On one hand, we were ecstatic to have achieved this position in the most coveted competition of the country, and on the other -- we were stunned.
There is no feeling like the regret that comes over you, knowing that you fell short by just an inch.
Either way, it was over -- and raising that large trophy while the crowd cheered for you was worth everything, and I know I’d go through it a hundred more times -- just to feel that way again.
“What are you made of?” -- this is the question that Battle of Minds asked us continuously throughout the competition. When I first saw this question on a printed poster taped on the wall of our university canteen, I thought that it was something to create the hype.
But as time passed, and I started to face the surprises and challenges thrown at me, I slowly realized that Battle of Minds has helped us find ourselves.
It helped us comprehend our strengths and focus on the areas we needed to improve on, and it also was the platform for us to meet some incredible people. The people at BAT were so warm and accommodating that for a few days, we felt like a part of the closely-knit family.

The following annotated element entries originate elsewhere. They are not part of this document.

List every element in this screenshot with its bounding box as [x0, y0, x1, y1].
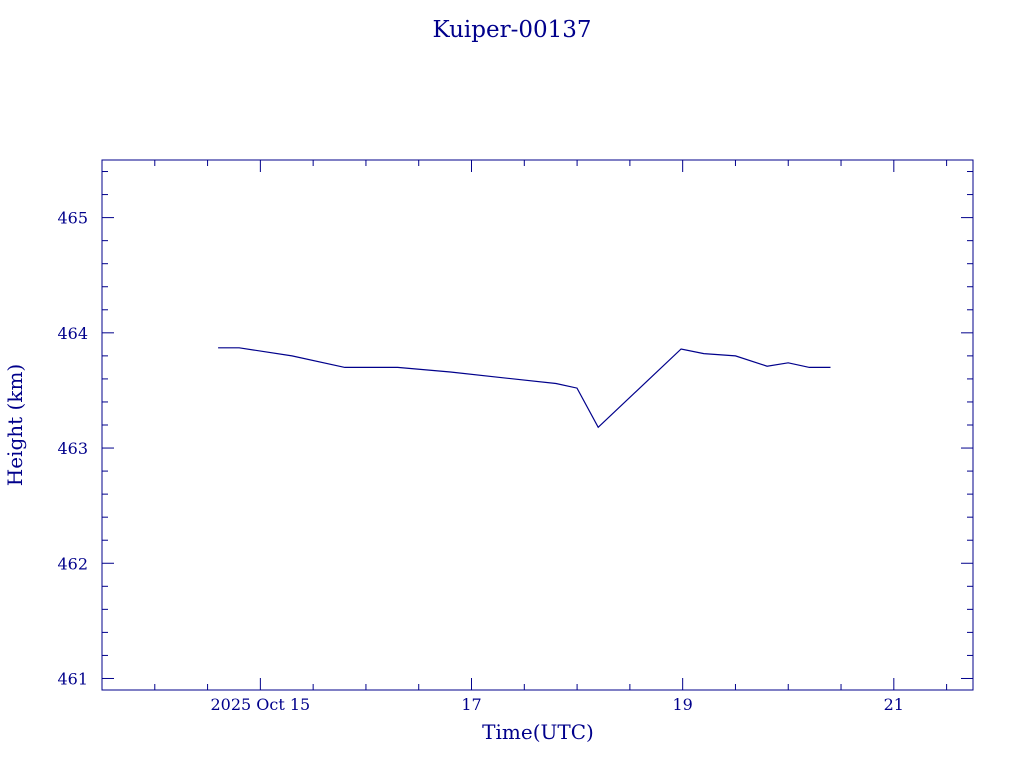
y-tick-label: 463 — [57, 439, 88, 458]
series-line — [218, 347, 831, 429]
plot-frame — [101, 159, 974, 691]
y-tick-label: 464 — [57, 324, 88, 343]
x-tick-label: 21 — [884, 695, 904, 714]
y-axis-label: Height (km) — [3, 364, 27, 486]
y-tick-label: 461 — [57, 669, 88, 688]
y-tick-label: 465 — [57, 209, 88, 228]
x-tick-label: 17 — [461, 695, 481, 714]
x-tick-label: 2025 Oct 15 — [210, 695, 310, 714]
chart-title: Kuiper-00137 — [432, 17, 591, 43]
x-tick-label: 19 — [672, 695, 692, 714]
y-axis: 461 462 463 464 465 — [57, 171, 973, 688]
x-axis: 2025 Oct 15 17 19 21 — [101, 160, 948, 714]
y-tick-label: 462 — [57, 554, 88, 573]
x-axis-label: Time(UTC) — [482, 720, 594, 744]
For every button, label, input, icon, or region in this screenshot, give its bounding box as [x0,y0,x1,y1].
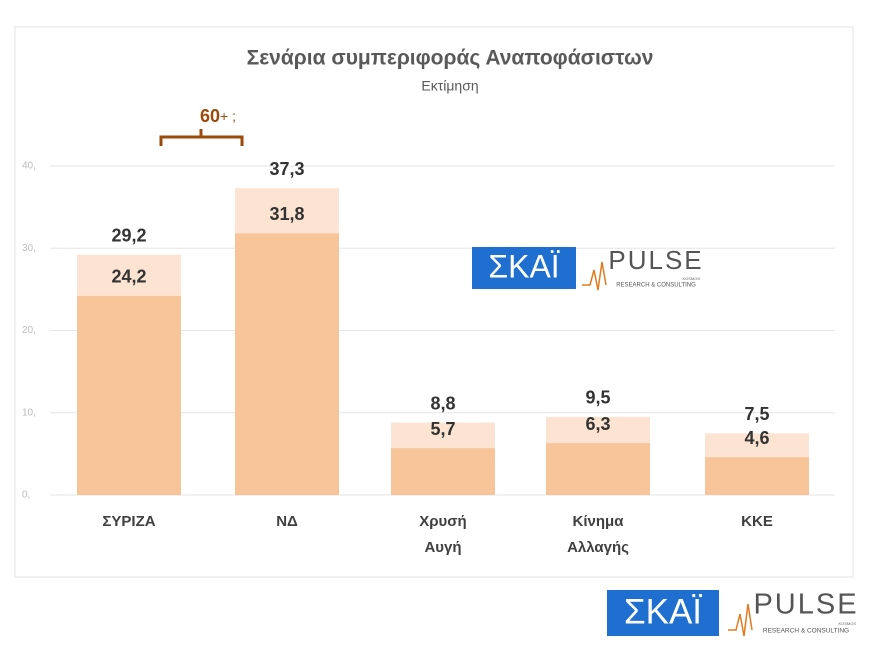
logo-bottom: ΣΚΑΪ PULSE KOSMOS RESEARCH & CONSULTING [607,589,858,637]
x-tick-label: ΝΔ [276,513,298,530]
annotation-bold: 60 [200,106,220,126]
pulse-sub: RESEARCH & CONSULTING [616,283,696,289]
x-tick-line: Αυγή [424,539,461,556]
x-tick-line: Χρυσή [419,513,466,530]
value-label: 29,2 [111,226,146,246]
value-label: 24,2 [111,267,146,287]
bracket [159,129,244,146]
value-label: 4,6 [744,428,769,448]
value-label: 7,5 [744,404,769,424]
value-label: 6,3 [585,414,610,434]
x-tick-line: Κίνημα [573,513,625,530]
y-tick-label: 0, [22,490,30,501]
bar [705,457,809,495]
x-tick-label: Χρυσή Αυγή [419,513,466,556]
pulse-sub: RESEARCH & CONSULTING [763,628,849,635]
pulse-wave [582,261,607,291]
logo-inline: ΣΚΑΪ PULSE KOSMOS RESEARCH & CONSULTING [472,245,703,291]
plot: 0, 10, 20, 30, 40, 29,2 37,3 8,8 9,5 7,5 24,2 31,8 5… [22,159,835,556]
y-tick-label: 10, [22,407,36,418]
pulse-tag: KOSMOS [682,276,700,281]
value-label: 31,8 [269,204,304,224]
value-label: 37,3 [269,159,304,179]
value-label: 9,5 [585,388,610,408]
annotation-rest: + ; [220,108,236,124]
pulse-logo: PULSE [608,245,703,275]
x-tick-label: ΚΚΕ [741,513,773,530]
bar [546,443,650,495]
x-tick-label: Κίνημα Αλλαγής [567,513,629,556]
pulse-logo: PULSE [753,589,858,621]
annotation: 60+ ; [200,106,236,126]
channel-logo: ΣΚΑΪ [488,248,559,284]
x-tick-line: Αλλαγής [567,539,629,556]
bar [391,448,495,495]
pulse-wave [728,603,753,637]
channel-logo: ΣΚΑΪ [624,592,702,631]
channel-logo-box [472,247,576,289]
y-tick-label: 30, [22,243,36,254]
value-label: 8,8 [430,393,455,413]
y-tick-label: 40, [22,161,36,172]
pulse-tag: KOSMOS [838,621,856,626]
chart-subtitle: Εκτίμηση [421,78,478,94]
bar [77,295,181,495]
x-tick-label: ΣΥΡΙΖΑ [102,513,155,530]
bar [235,233,339,495]
channel-logo-box [607,590,719,636]
value-label: 5,7 [430,419,455,439]
chart-title: Σενάρια συμπεριφοράς Αναποφάσιστων [247,47,654,70]
y-tick-label: 20, [22,325,36,336]
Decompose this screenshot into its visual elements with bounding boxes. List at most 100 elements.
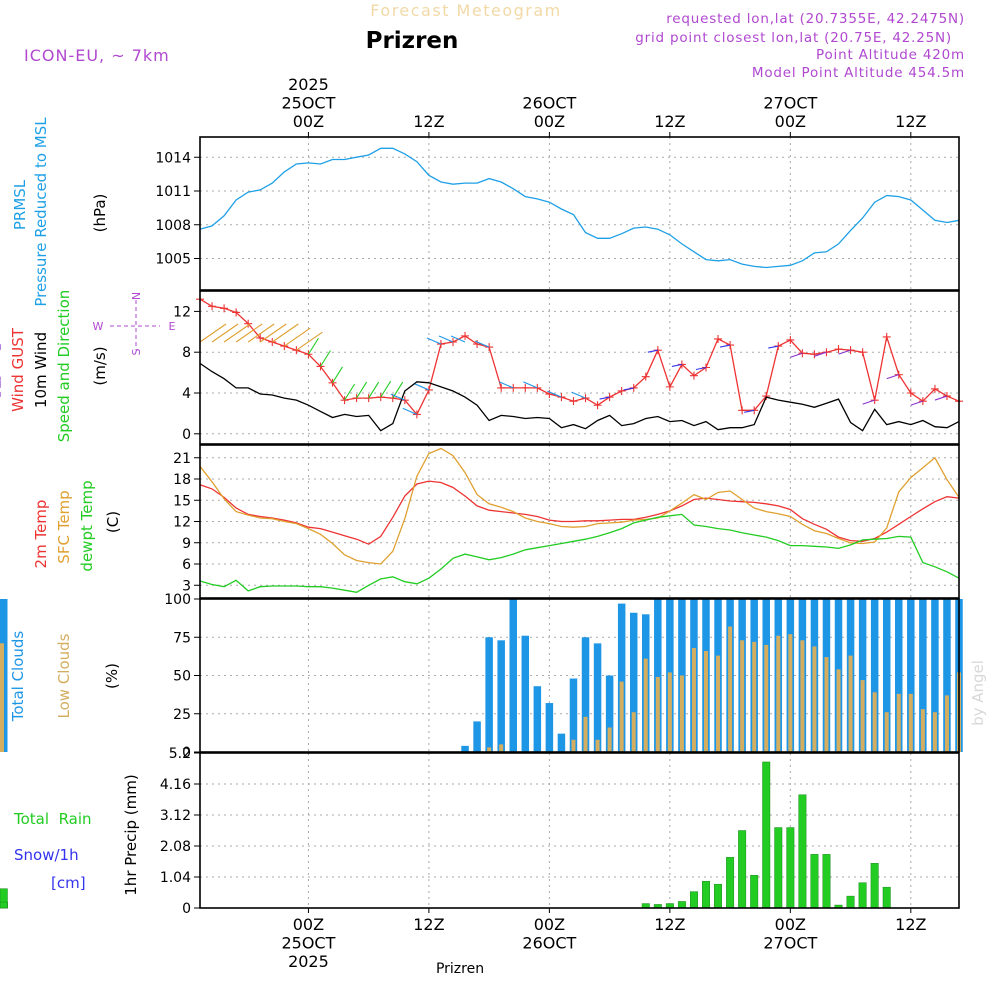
clouds-panel: 0 25 50 75 100 <box>0 592 963 761</box>
precip-ytick-label: 1.04 <box>160 870 191 886</box>
low-clouds-bar <box>764 644 769 752</box>
gust-marker <box>352 394 361 403</box>
wind-direction-arrow <box>695 366 707 371</box>
snow-label: Snow/1h <box>14 846 79 864</box>
low-clouds-bar <box>932 712 937 752</box>
wind-direction-arrow <box>744 409 755 413</box>
gust-marker <box>473 340 482 349</box>
total-rain-bar <box>798 794 807 909</box>
footer-location: Prizren <box>436 961 484 977</box>
total-rain-bar <box>714 883 722 909</box>
top_ticks-tick-label: 00Z <box>534 112 565 131</box>
gust-marker <box>569 397 578 406</box>
low-clouds-bar <box>619 681 624 752</box>
low-clouds-bar <box>704 651 708 752</box>
low-clouds-bar <box>499 744 504 752</box>
pressure-frame <box>199 136 960 291</box>
low-clouds-bar <box>631 712 636 752</box>
bottom_ticks-tick-label: 2025 <box>288 952 329 971</box>
wind-ytick-label: 8 <box>182 345 191 361</box>
wind-direction-arrow <box>719 344 731 348</box>
temperature-frame <box>199 444 960 599</box>
gust-marker <box>376 393 385 402</box>
total-rain-bar <box>882 886 891 909</box>
total-clouds-bar <box>919 599 927 752</box>
low-clouds-bar <box>667 672 672 752</box>
model-altitude: Model Point Altitude 454.5m <box>752 65 965 81</box>
total-rain-bar <box>702 880 710 909</box>
total-rain-bar <box>870 863 879 909</box>
wind-ytick-label: 0 <box>182 427 191 443</box>
total-clouds-bar <box>581 637 590 752</box>
temp-unit: (C) <box>104 511 122 533</box>
gust-marker <box>689 371 698 380</box>
pressure-unit: (hPa) <box>91 194 109 233</box>
gust-marker <box>256 333 265 342</box>
gust-marker <box>316 362 325 371</box>
dewpt-label: dewpt Temp <box>78 480 96 571</box>
wind-dir-label: Speed and Direction <box>55 290 73 443</box>
wind-direction-arrow <box>910 400 924 406</box>
wind-direction-arrow <box>838 349 851 355</box>
prmsl-label: PRMSL <box>11 179 29 230</box>
low-clouds-bar <box>908 693 913 752</box>
low-clouds-bar <box>944 695 949 752</box>
gust-marker <box>665 382 674 391</box>
wind-direction-arrow <box>599 396 610 400</box>
low-clouds-bar <box>679 675 684 752</box>
prmsl-long-label: Pressure Reduced to MSL <box>32 117 50 307</box>
point-altitude: Point Altitude 420m <box>816 47 965 63</box>
low-clouds-bar <box>836 669 841 752</box>
total-rain-bar <box>677 901 686 909</box>
total-clouds-bar <box>521 635 530 752</box>
gust-marker <box>400 396 409 405</box>
compass-south: S <box>130 348 143 355</box>
temperature-ytick-label: 3 <box>182 578 191 594</box>
low-clouds-bar <box>860 680 865 752</box>
wind-direction-arrow <box>768 345 779 349</box>
wind-direction-arrow <box>547 390 562 398</box>
gust-marker <box>581 394 590 403</box>
bottom_ticks-tick-label: 00Z <box>775 915 806 934</box>
total-clouds-bar <box>509 599 517 752</box>
wind-direction-arrow <box>247 323 275 343</box>
compass-north: N <box>130 292 143 300</box>
precip-ytick-label: 4.16 <box>160 777 191 793</box>
wind-direction-arrow <box>402 407 418 415</box>
low-clouds-bar <box>920 709 925 752</box>
low-clouds-bar <box>728 626 733 752</box>
total-clouds-bar <box>870 599 879 752</box>
bottom_ticks-tick-label: 26OCT <box>522 934 576 953</box>
wind-ytick-label: 4 <box>182 386 191 402</box>
dewpt-temp-line <box>199 513 960 593</box>
wind-direction-arrow <box>199 323 227 343</box>
wind-direction-arrow <box>571 391 586 399</box>
total-clouds-bar <box>882 599 891 752</box>
cloud-unit: (%) <box>103 663 121 689</box>
wind-direction-arrow <box>647 349 658 353</box>
total-clouds-bar <box>497 640 505 752</box>
wind-label: 10m Wind <box>32 332 50 408</box>
pressure-ytick-label: 1011 <box>155 184 191 200</box>
precip-frame <box>199 752 960 909</box>
2m-temp-line <box>199 480 960 545</box>
wind-direction-arrow <box>356 381 368 399</box>
temperature-panel: 3 6 9 12 15 18 21 <box>173 444 960 599</box>
wind-direction-arrow <box>474 340 490 348</box>
total-clouds-bar <box>629 612 638 752</box>
wind-direction-arrow <box>235 323 263 343</box>
gust-marker <box>557 393 566 402</box>
wind-direction-arrow <box>284 327 311 347</box>
gust-marker <box>340 396 349 405</box>
compass-rose: N E S W <box>93 292 176 356</box>
temperature-ytick-label: 12 <box>173 515 191 531</box>
wind-panel: 0 4 8 12 <box>0 291 963 445</box>
wind-direction-arrow <box>296 331 323 351</box>
compass-east: E <box>169 320 176 333</box>
wind-direction-arrow <box>426 337 442 345</box>
gust-marker <box>485 343 494 352</box>
bottom_ticks-tick-label: 25OCT <box>281 934 335 953</box>
precip-side-labels: Total Rain Snow/1h [cm] 1hr Precip (mm) <box>13 774 140 895</box>
compass-west: W <box>93 320 104 333</box>
pressure-panel: 1005 1008 1011 1014 <box>155 136 960 291</box>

To everyone who helped us get where we did, I will forever be grateful.
To my teammates Wasie, Rawnak, and Rumu -- it has been an absolute pleasure sharing random ideas with you people, crumpling up pages after pages of ideas, getting into unnecessary squabbles, and finally coming together as one to perform the way we did.
I wish we could have gone all the way, but looking back, I think the experience was much more valuable than the title.
After all, it’s the journey that matters, right?
Mashroor Faiyaz Khan was a finalist in Battle of Minds 2017.